A few years ago a fellow creator told me that they wanted to illustrate how people can "evolve".
I had to explain to them that, in reality, and if they were trying to stay as true to life as possible, that abusers don't "evolve" most of the time. They make only minor, superficial adjustments to sway the PUBLIC eye that they've turned over a new leaf but the abuse usually continues in some way (if not worse, in some cases).
In anything written by fujoshi (and I am going to make the distinction, because to say that all LGBT comics and prose is like this is false), I noted that this kind of abusive relationship is turned way up and, for some reason, people fawn all over it and praise it as good writing when, those of us who were/are in abusive relationships find ourselves cringing at what we're reading/seeing.
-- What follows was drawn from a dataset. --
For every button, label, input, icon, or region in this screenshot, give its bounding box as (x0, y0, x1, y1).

For some reason, the abuse is immediately identified when we're talking about hetero male on female abuse but not the other way around and not in fujoshi-written content.
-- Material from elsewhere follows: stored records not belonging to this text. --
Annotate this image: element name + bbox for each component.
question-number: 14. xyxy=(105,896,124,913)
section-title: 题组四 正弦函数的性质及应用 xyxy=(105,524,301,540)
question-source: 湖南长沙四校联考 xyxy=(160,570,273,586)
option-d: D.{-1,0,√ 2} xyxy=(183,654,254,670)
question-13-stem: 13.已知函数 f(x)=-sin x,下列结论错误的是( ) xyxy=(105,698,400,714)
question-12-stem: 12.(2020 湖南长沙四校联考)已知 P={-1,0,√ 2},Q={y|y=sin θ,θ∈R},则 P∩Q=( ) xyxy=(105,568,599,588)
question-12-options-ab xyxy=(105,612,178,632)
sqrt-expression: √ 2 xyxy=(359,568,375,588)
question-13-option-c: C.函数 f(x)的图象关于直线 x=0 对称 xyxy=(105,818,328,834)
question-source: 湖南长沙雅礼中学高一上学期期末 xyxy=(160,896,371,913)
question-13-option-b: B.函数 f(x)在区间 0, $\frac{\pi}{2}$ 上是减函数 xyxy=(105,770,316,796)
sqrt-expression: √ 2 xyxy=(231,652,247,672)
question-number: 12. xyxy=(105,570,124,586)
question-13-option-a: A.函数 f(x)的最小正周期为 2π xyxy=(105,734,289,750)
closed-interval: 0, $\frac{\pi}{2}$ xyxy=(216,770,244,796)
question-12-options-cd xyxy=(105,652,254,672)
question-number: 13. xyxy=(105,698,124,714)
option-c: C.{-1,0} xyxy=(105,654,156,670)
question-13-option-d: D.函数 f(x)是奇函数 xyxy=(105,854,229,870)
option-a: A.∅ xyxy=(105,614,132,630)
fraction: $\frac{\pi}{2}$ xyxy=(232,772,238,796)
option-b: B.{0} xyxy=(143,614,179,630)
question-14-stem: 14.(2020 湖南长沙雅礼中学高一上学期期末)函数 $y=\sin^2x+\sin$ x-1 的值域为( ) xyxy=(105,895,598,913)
Now: don't lie to your audience.
Abuse happens and abusive relationships are apart of life (as shitty as that sounds) but what you are showing the audience is the lessons learned from that abuse and illustrating justice, no matter how subtle.
Also: This is NOT to be confused with the "Belligerent sexual tension" trope where people don't get along with each other at first and parts of the story are dedicated to watching their relationship grow/they discover the potential/they discover they have feelings for each other.
Just because someone is MEAN doesn't necessarily mean they are abusive, per say.